At a sprawling South Korean arms factory, a high-tech production line of robots and super-skilled workers were rapidly churning out weapons Friday that could, eventually, play a role in Ukraine.
Since the Russian invasion last year, the Hanwha Aerospace factory in the southern city of Changwon has expanded production capacity three times, workers told AFP, as South Korea ramps up arms exports while traditional behemoths like the United States struggle with production shortages.
Longstanding domestic policy bars Seoul from selling weapons into active conflicts, but even so it signed deals worth $17.3 billion last year, including a $12.7 billion agreement with NATO member and key Kyiv ally Poland, for K9 Howitzers, K2 tanks, and more.
And with North Korea's Kim Jong Un in Russia touring space centres and weapons factories, experts say the South may be forced to review its careful balancing act on the Ukraine war -- which Seoul has condemned, even as it resists calls to supply weapons directly to Kyiv.

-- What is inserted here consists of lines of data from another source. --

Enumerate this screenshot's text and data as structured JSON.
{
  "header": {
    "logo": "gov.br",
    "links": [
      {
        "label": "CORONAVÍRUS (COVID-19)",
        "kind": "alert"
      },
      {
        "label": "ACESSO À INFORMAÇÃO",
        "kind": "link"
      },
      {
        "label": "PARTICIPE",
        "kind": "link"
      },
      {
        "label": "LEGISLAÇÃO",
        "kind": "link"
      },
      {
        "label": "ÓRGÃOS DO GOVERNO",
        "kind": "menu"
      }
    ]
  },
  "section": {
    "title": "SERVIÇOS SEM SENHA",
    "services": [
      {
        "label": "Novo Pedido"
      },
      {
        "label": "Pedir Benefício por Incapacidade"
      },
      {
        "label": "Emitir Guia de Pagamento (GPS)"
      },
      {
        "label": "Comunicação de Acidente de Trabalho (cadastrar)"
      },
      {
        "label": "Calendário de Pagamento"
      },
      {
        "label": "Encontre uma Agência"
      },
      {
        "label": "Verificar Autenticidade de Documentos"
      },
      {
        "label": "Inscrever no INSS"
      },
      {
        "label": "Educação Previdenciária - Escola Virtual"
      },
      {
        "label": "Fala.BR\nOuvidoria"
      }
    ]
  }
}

On the assembly line Friday were rows of Warsaw-bound Howitzers, an artillery weapon a bit like a super-mobile cannon.
Hanwha Aerospace, South Korea's largest defence contractor, is racing to meet delivery targets for the 14-wheeled, 47-tonne K9 Howitzers, which have a firing a range of 40 kilometres (25 miles) -- much longer than a tank, although the K9 needs to be stationary to shoot.
Poland ordered 212 K9s last year and Seoul has already delivered 48 of them -- a pace "no one else can achieve," Lee Kyoung-hun, Hanwha's production leader told AFP.
"We are capable of delivering products in the shortest time frame possible," said Lee, adding that it took between three and four months to build one Howitzer from scratch.
- 'Ready for war' -
Seoul has long harboured ambitions to join the ranks of the world's top arms exporters -- aiming to be the fourth largest, behind the US, Russia and France -- something that is now possible, industry research indicates.
It has already sold artillery shells to Washington -- but with a "final user" agreement in place meaning the United States would be the military that uses the munitions.
Experts have said this allows the United States to then provide their own shells to Kyiv.
South Korea's arms industry has one key advantage over others globally: it's always been "ready for war," said Choi Dong-bin, Hanwha Aerospace's senior vice president.
Hostilities in the 1950 to 1953 Korean War ended with an armistice, not a peace treaty, and Seoul remains technically at war with nuclear-armed Pyongyang.
This gives the country an advantage globally in weapons production, Choi said, as Seoul has the capacity to mass-produce quickly and easily whenever it gets an order.
"The fact that we're maintaining production line is another boon. At this moment we're receiving many orders from overseas and we are able to respond quickly to their demands and deliver products in a short period of time," he said.
Seoul's weapons are also well-tested: "These are deployed on the ground," on one of the world's most heavily fortified borders, Choi said.
"Because they are deployed (in South Korea), it has the capacity to perform in any part of the world," he added.
Heavily-sanctioned North Korea lacks Seoul's high-tech weaponry -- but it does have stockpiles of outdated Soviet-era munitions.
Kim met Russian President Vladimir Putin on Wednesday, and experts have warned the internationally-isolated pair might have agreed a deal involving Pyongyang supplying artillery shells and anti-tank missiles in exchange for satellite technology from Moscow.
- Change the game -
Any such deal could change Seoul's calculations, experts say, as although South Korea has condemned Russia's invasions of Ukraine, it has resisted calls to step up support to Kyiv, in part as it has long called on Moscow to help manage Kim Jong Un.
But if Moscow starts buying weapons from Pyongyang -- something that would violate rafts of UN sanctions -- it could both change the course of the Ukraine war and force Seoul's hand, said Choi Gi-il, professor of military studies at Sangji University.
"If that were to happen, I think it will be more than 50-50 probability that South Korea-manufactured weapons exported to Poland would be deployed to help Ukraine fend off the Russians," he said.
The export of South Korean weaponry, especially the K9 howitzers, would be "of great value to Kyiv," he said.
"It's always better to have more howitzers in war and both Russia and Ukraine don't have enough of them," he said, adding that Ukraine was mostly using Soviet-era outdated weapons.
"But K9s stand out as among the most recent, overwhelming conventional weapons. It will mean so much for Kiev to have them on the frontlines."